Conducting a launch amid the Vienna talks fits the hard-line posture struck by Tehran’s negotiator­s, who already described six previous rounds of diplomacy as a “draft,” exasperati­ng Western nations. Germany’s new foreign minister has gone as far as to warn that “time is running out for us at this point.”

But all this fits into a renewed focus on space by Iran’s hard-line President Ebrahim Raisi, said Jeffrey Lewis, an expert at the James Martin Center for Nonprolife­ration Studies at the Middlebury Institute of Internatio­nal Studies who studies Tehran’s program. With Iran’s former President Hassan Rouhani, who shepherded the nuclear deal, out of office, concerns about alienating the talks with launches that the U.S. asserts aids Tehran’s ballistic missile program likely have faded.

“They’re not walking on eggshells,” Lewis said. “I think Raisi’s people have a new balance in mind.”

Iranian state media did not acknowledg­e the activity at the spaceport and Iran’s mission to the United Nations did not respond to a request for comment. The U.S. military, which tracks space launches, did not respond to requests for comment.

Satellite images taken Saturday by Planet Labs Inc. obtained by The Associated Press show activity at the spaceport in the plains of Semnan province, some 150 miles southeast of Tehran.

A support vehicle stood parked alongside a massive white gantry that typically houses a rocket on the launch pad.

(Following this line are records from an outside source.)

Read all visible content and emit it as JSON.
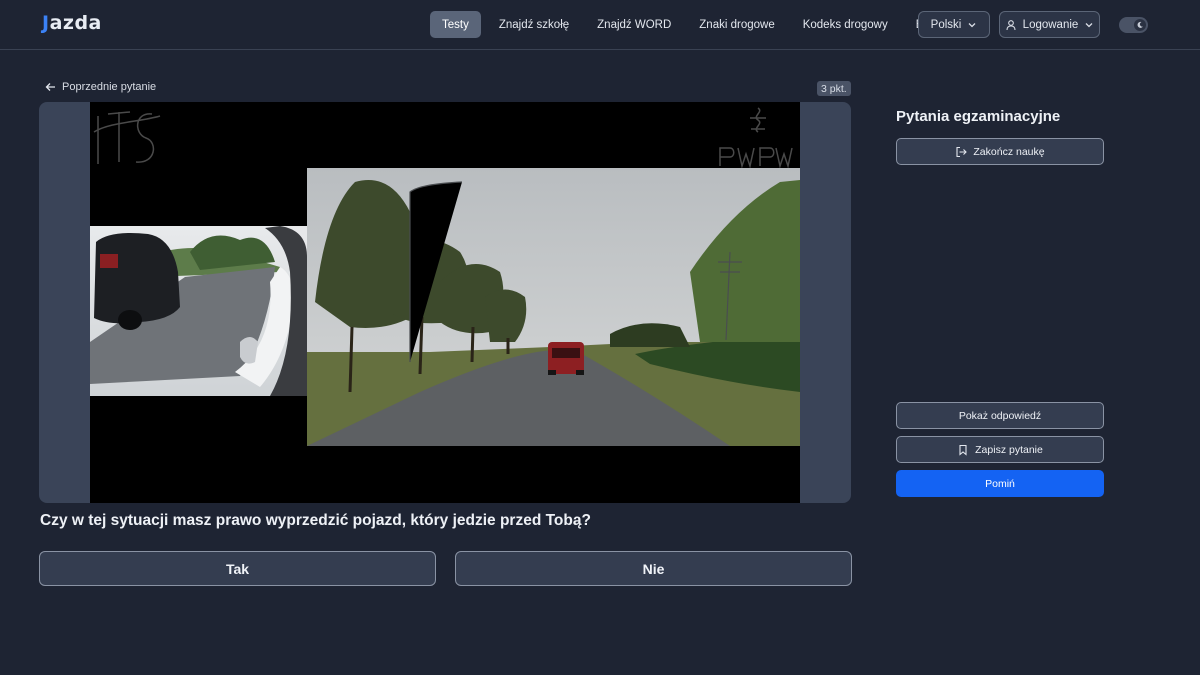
{
  "header": {
    "logo_text": "azda",
    "logo_mark": "J",
    "nav": [
      "Testy",
      "Znajdź szkołę",
      "Znajdź WORD",
      "Znaki drogowe",
      "Kodeks drogowy",
      "Blog"
    ],
    "language_label": "Polski",
    "login_label": "Logowanie",
    "theme_toggle_icon": "moon-icon"
  },
  "question_view": {
    "back_label": "Poprzednie pytanie",
    "points_badge": "3 pkt.",
    "video_watermarks": [
      "ITS",
      "PWPW"
    ],
    "question_text": "Czy w tej sytuacji masz prawo wyprzedzić pojazd, który jedzie przed Tobą?",
    "answers": [
      "Tak",
      "Nie"
    ]
  },
  "sidebar": {
    "title": "Pytania egzaminacyjne",
    "end_label": "Zakończ naukę",
    "show_answer_label": "Pokaż odpowiedź",
    "save_label": "Zapisz pytanie",
    "skip_label": "Pomiń"
  },
  "colors": {
    "background": "#1e2433",
    "primary": "#1463f3",
    "surface": "#343d50"
  }
}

That support vehicle has appeared in other satellite photos at the site just ahead of a launch. Also visible is a hydraulic crane with a railed platform, also seen before previous launches and likely used to service the rocket.

Other satellite images in recent days have shown an increase in the number of cars at the spaceport, another sign of heightened activity that typically precedes a launch. A building believed to be the “checkout” facility for a rocket has seen increased activity as well, Lewis said.